On Thursday night at 6:30 p.m., Yeboah picked up his daughter in Montreal and was driving her home in his wife’s Mercedes.
They were stopping in Chinatown to pick up dinner.
Yeboah said his daughter was on the phone when a Montreal police officer pulled him over.
“The first question that he asks me [was], ‘Where are you going?’ I said.
Yeboah said he told police he was heading to a nearby restaurant with his daughter.
“‘Whose car is this?’ [he said]. I’m like, ‘It’s my wife’s car,’” recalled Yeboah.
The officer asked for the lawyer’s papers. Yeboah handed over his driver’s licence, but had trouble finding his registration.
The officer went back to his patrol car, at which point Yeboah found the document.
“So I opened my door, turned around, I did one step, [and] he grabbed my right hand, twisted it, my phone fell and he said, ‘You’re under arrest for giving me a fake driver’s licence,’” he said.
At that point, Yeboah said his daughter got out of their car and asked what was going on.
“I told her, ‘Kenya, record record record!’ And they’re telling her, ‘No, no, go back into the car and sit down. If not, you will get into trouble,’” Yeboah said. “She’s standing not knowing what to do, listen to me or the cops. She goes back to the car, I see her crying on the phone with her mom.”
Yeboah was handcuffed and placed into the police car for 15 minutes. He said officers started going through his phone.
“I tell them, ‘Hey, you cannot search my stuff like that, it’s covered by solicitor-client privilege, I’m a lawyer, you know, you can’t do that,’ and they started to laugh,” he recalled.
He said police then went through his wallet and saw cards that identified him as a member of the bar association.
“They came back to the car and he tells me, ‘Listen, if you’re not too mad, we’re going to remove the handcuffs’ and I asked them, ‘Don’t you feel I have the right to be mad?’” he said.
Yeboah said police proceeded to give him a $490 ticket for driving while having a cell phone. I was thinking, ‘All this for that? What happened with the fake driver’s licence? All of a sudden it’s gone,’” he said.
Yeboah said he believes it was a case of driving while Black.

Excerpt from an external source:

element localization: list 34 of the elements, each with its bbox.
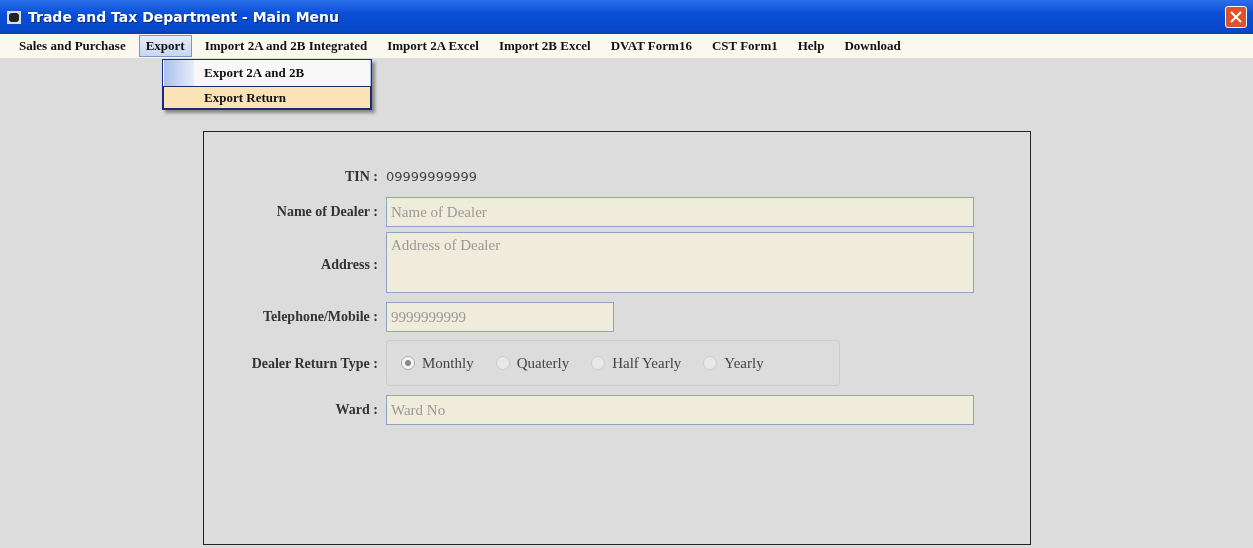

“If I was a white person, this wouldn’t have happened,” he said. “Even if you suspected I was using my phone, how do we go from there to being handcuffed for 15 minutes? I have colleagues at work who tell me they were driving with a licence with a suspended license, and the cop came to their car and was greeted with “hey, how are you?’
Montreal police say they don’t comment on individual cases, but if anyone feels they were mistreated by police, they can file a complaint.
Yeboah said that’s what he intends to do.